Don’t think of Sno-Isle Libraries Facilities Specialist Tona Khau as anything but a dedicated facilities management professional.
Khau draws from an ever-expanding well of knowledge, skills and abilities. She’s passionate about managing the many buildings of Sno-Isle Libraries. She knows how to get the job done. She’s professional.
Yet she’s dealt with career bumps over the years.
Some in the predominantly male facilities management field saw Khau’s gender and ethnic features and thought something else, like maybe she didn’t belong.
“They say I’m kind of the unicorn,” Khau said. “I don’t see myself that way. I’m very proud to be a Southeast Asian woman working in facilities management.”
Khau spoke about her career at the 23rd annual International Facilities Management Association’s Education Symposium at the Lynnwood Convention Center in June. Her IFMA panel discussion topics included Facilities Management through the Eyes of Different Generations and Women in Facilities Management.
Shortly after the Lynnwood symposium, the IFMA Seattle Chapter elevated Khau to vice president.
After a brief career as a paralegal, Khau came to Sno-Isle Libraries and worked in technical services before she moved to facilities.
“She just really took to it,” Sno-Isle Libraries Facilities Manager Brian Rush said of Khau’s interest in facilities management.
Khau says, “I think I kind of fell in love with facilities.”
Khau quickly learned the core competencies of facilities management and continued to learn more as the field is quickly evolving amid new technologies and higher expectations for sustainability. She earned a certificate in Facility Management from the University of Washington, then gained IFMA credentials as Facility Management Professional (FMP) and Sustainability Facility Professional (SFP). Now she’s working on an IFMA Certified Facility Manager, considered the most respected IFMA credential in the facilities field.
Day to day, Khau negotiates and manages contracts and oversees vendor relations to keep Sno-Isle Libraries buildings well-maintained, looking good and running smoothly.
“You have to know a lot of different areas — flooring, electrical, plumbing, HVAC, project management, contract management, vendor management,” she said. “It’s very diverse. We’re not just glorified janitors.”
Every contractor sees Khau when they seek to provide services to Sno-Isle Libraries. Some of those same contractors once considered her the “unicorn.” Now they respect her knowledge and abilities, and her growing list of professional credentials reinforce that.
“Now they say, ‘Oh, it’s Tona. Make sure it’s done right!’ ” she told the IFMA Seattle Chapter audience. “The credentials have given me the baseline knowledge to apply to my everyday work.”
Khau said her experience and IFMA credentials help her overcome any lingering gender bias. It proves to contractors and vendors that she knows what she’s doing, and she expects the same from them.

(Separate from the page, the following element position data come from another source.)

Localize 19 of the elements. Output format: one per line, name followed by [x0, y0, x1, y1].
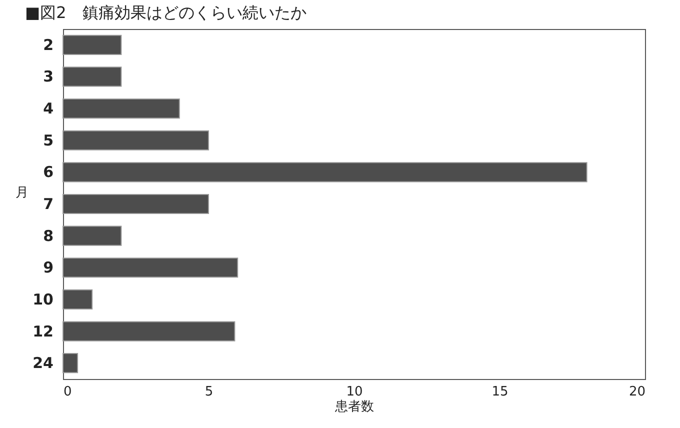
y-tick-label: 10 [32, 290, 54, 308]
y-tick-label: 8 [43, 226, 54, 245]
x-tick-label: 5 [204, 384, 214, 400]
y-tick-label: 7 [43, 195, 54, 213]
y-tick-label: 9 [43, 258, 54, 277]
x-tick-label: 10 [346, 384, 363, 400]
y-tick-label: 3 [43, 68, 54, 86]
y-tick-label: 2 [43, 36, 54, 54]
x-axis-title: 患者数 [334, 400, 374, 414]
y-tick-label: 12 [32, 322, 54, 340]
y-axis-title: 月 [16, 186, 28, 200]
x-tick-label: 15 [492, 384, 508, 400]
y-tick-label: 5 [43, 131, 54, 150]
x-tick-label: 0 [64, 384, 72, 400]
y-tick-label: 4 [43, 100, 54, 118]
y-tick-label: 6 [43, 163, 54, 182]
y-tick-label: 24 [32, 354, 54, 372]
chart-title: ■図2 鎮痛効果はどのくらい続いたか [25, 3, 306, 22]
x-tick-label: 20 [628, 384, 646, 400]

Rush puts Khau’s ever-expanding knowledge to use and benefit of library-district taxpayers.
As an example, in 2012, Sno-Isle Libraries paid $541,600 to 13 vendors for custodial services at 19 sites controlled by the district, Rush said. Services varied widely from building to building.
“We knew we needed to address the issue,” Rush said.
Khau found big savings through economy of scale and service consolidation. The new custodial contract specified a single vendor to provide equal services at those 19 sites while meeting green cleaning standards to protect human health and the environment.
The library district accepted a bid of $398,000. Customers saw much better service with a vendor that uses safer cleaning products.
Costs have risen since then with inflation and the addition of Lakewood/Smokey Point and Mariner libraries, Rush said. “But even now, we spend less on custodial than we spent in 2012, and all the libraries get the same (level of) service.”
Khau told the IFMA audience that she’s proud of Sno-Isle Libraries leadership in sustainability initiatives, even without a mandate to do so. “It’s important to me,” she said.
That commitment shows up in a grounds-maintenance contract that saved the library district $35,000 per year and beautified the landscape. Khau specified “green” landscaping practices at every district building, including the use of Cedar Grove compost whose ingredients include discarded paper towels from Sno-Isle Libraries.
Khau sees a bright future for facilities management, especially for women. As a mentor, she helps get more women into the field and shares with them her love of the work.
“You can think outside the box. You can just break the glass ceiling,” she said.